2020 smartphones manufactured by OPPO

The Oppo Reno4 Z 5G is an Android smartphone that was manufactured by OPPO, part of the Reno series lineup. It was announced on September 29, 2020, and initially launched on October 15, 2020. On April 20, 2020, the Oppo A92s was announced.

== Availability ==
The Reno4 Z 5G went available in the Philippines on October 28, 2020, exclusively on Globe Telecom and Smart markets. It also comes with a free Rock Space EB51 at 3,199 pesos.

== Specifications ==

=== Design & hardware ===
The back and frame is made of plastic.
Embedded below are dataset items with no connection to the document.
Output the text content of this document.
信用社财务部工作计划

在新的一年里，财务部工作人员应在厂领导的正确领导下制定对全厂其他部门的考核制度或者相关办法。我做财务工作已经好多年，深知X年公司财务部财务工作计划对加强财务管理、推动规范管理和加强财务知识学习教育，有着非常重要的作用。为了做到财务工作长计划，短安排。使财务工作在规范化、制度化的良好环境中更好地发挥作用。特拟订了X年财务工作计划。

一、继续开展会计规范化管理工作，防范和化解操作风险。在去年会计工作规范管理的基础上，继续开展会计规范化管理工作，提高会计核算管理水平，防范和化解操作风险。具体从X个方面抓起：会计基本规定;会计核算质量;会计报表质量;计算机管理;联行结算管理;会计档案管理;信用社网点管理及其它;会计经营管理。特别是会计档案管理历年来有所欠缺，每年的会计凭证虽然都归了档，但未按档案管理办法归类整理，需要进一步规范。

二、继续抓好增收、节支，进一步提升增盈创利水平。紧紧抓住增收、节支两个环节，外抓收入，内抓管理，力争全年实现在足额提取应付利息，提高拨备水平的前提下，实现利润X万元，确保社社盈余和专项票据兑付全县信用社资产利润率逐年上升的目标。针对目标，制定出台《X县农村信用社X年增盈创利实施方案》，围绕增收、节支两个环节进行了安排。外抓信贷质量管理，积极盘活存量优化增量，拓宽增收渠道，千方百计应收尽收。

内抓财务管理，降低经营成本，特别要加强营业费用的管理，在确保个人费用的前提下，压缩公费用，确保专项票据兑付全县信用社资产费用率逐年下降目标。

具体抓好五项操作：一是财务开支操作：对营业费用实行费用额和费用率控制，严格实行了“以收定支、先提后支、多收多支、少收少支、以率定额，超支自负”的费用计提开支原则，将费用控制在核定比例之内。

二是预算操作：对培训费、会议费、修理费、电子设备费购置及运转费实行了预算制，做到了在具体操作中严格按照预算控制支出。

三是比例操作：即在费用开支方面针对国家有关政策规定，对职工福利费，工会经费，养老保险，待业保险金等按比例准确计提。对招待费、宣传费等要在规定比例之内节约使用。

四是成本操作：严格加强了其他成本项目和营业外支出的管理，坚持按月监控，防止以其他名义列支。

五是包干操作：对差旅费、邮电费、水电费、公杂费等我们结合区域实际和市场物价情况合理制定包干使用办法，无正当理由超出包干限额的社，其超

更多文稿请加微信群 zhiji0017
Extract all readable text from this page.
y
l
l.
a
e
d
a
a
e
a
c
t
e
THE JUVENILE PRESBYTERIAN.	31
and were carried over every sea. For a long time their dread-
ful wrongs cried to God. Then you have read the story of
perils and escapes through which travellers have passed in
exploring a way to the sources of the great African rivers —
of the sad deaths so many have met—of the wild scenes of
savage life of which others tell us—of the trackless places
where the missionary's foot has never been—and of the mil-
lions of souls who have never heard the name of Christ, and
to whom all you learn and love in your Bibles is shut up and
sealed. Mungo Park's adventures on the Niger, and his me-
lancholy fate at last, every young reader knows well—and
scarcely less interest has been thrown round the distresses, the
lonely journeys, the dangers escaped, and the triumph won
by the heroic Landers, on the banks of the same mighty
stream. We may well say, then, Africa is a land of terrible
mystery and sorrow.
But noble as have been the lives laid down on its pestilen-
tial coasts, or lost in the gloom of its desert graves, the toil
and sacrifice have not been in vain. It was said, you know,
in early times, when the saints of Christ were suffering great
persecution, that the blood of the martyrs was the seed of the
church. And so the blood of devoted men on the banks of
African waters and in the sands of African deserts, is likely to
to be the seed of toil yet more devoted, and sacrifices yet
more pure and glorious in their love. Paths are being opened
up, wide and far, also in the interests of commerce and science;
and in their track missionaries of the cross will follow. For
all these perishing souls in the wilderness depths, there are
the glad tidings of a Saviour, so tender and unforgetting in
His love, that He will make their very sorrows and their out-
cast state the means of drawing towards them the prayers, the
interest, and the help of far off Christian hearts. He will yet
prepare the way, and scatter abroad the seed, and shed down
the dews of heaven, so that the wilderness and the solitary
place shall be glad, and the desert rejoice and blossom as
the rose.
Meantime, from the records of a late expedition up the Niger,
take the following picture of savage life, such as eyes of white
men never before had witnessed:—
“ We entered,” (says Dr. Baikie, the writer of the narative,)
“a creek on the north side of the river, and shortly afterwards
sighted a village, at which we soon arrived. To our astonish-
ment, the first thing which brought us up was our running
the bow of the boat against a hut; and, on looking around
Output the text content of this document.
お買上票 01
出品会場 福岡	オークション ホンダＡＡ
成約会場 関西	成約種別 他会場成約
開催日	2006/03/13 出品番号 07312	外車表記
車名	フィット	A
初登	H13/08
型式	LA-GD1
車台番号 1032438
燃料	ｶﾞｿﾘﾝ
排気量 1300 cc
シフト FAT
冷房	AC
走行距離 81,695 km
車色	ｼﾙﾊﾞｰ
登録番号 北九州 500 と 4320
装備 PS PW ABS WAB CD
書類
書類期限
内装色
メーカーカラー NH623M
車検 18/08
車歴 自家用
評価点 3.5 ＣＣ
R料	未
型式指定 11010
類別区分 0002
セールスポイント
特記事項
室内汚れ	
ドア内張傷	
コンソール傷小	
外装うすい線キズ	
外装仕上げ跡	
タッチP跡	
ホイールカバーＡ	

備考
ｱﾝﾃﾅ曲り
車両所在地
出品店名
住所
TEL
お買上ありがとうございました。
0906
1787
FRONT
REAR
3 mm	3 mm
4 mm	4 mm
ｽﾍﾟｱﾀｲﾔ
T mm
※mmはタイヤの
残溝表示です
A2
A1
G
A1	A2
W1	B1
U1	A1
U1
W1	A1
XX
Both smartphones have the same dimensions at 163.8 x 75.5 x 8.1 mm.

It was available at multiple color options depending on the following models:

- Reno4 Z - Ink Black, Dew White
- A92s - Black, White, Pink

In the front, it has an IPS LCD display sizing at 6.57 inches, with 120Hz refresh rate, resolution at 1080 × 2400 px (20:9), and a pixel density of 401 ppi. The Reno4 Z's front is protected with the Corning Gorilla Glass 3+.

Both smartphones were powered by a MediaTek Dimensity 800 processor with a Mali -G57 MC4 graphics processor. The battery, which is lithium polymer, has a capacity of 4000 mAh, with 18W fast charging support. The Reno4 Z was only sold in 8/128 GB configuration, while the A92s was sold in 6/128, 8/128, and 8/256 GB internal strorage configurations.

Both smartphones are featured with a quad camera with 48MP main (wide-angle), 8MP ultra-wide, 2MP macro lens, and a 2MP depth sensor with PDAF and can record up to 1080p@30fps or 4K@30fps. It also featured a dual front camera with a 16MP (wide-angle) main front and 2MP depth sensor and can record up to 1080p@30fps.

=== Software ===
Both smartphones were originally released on ColorOS 7.2 based on Android 10 and were updated to ColorOS 12 based on Android 12.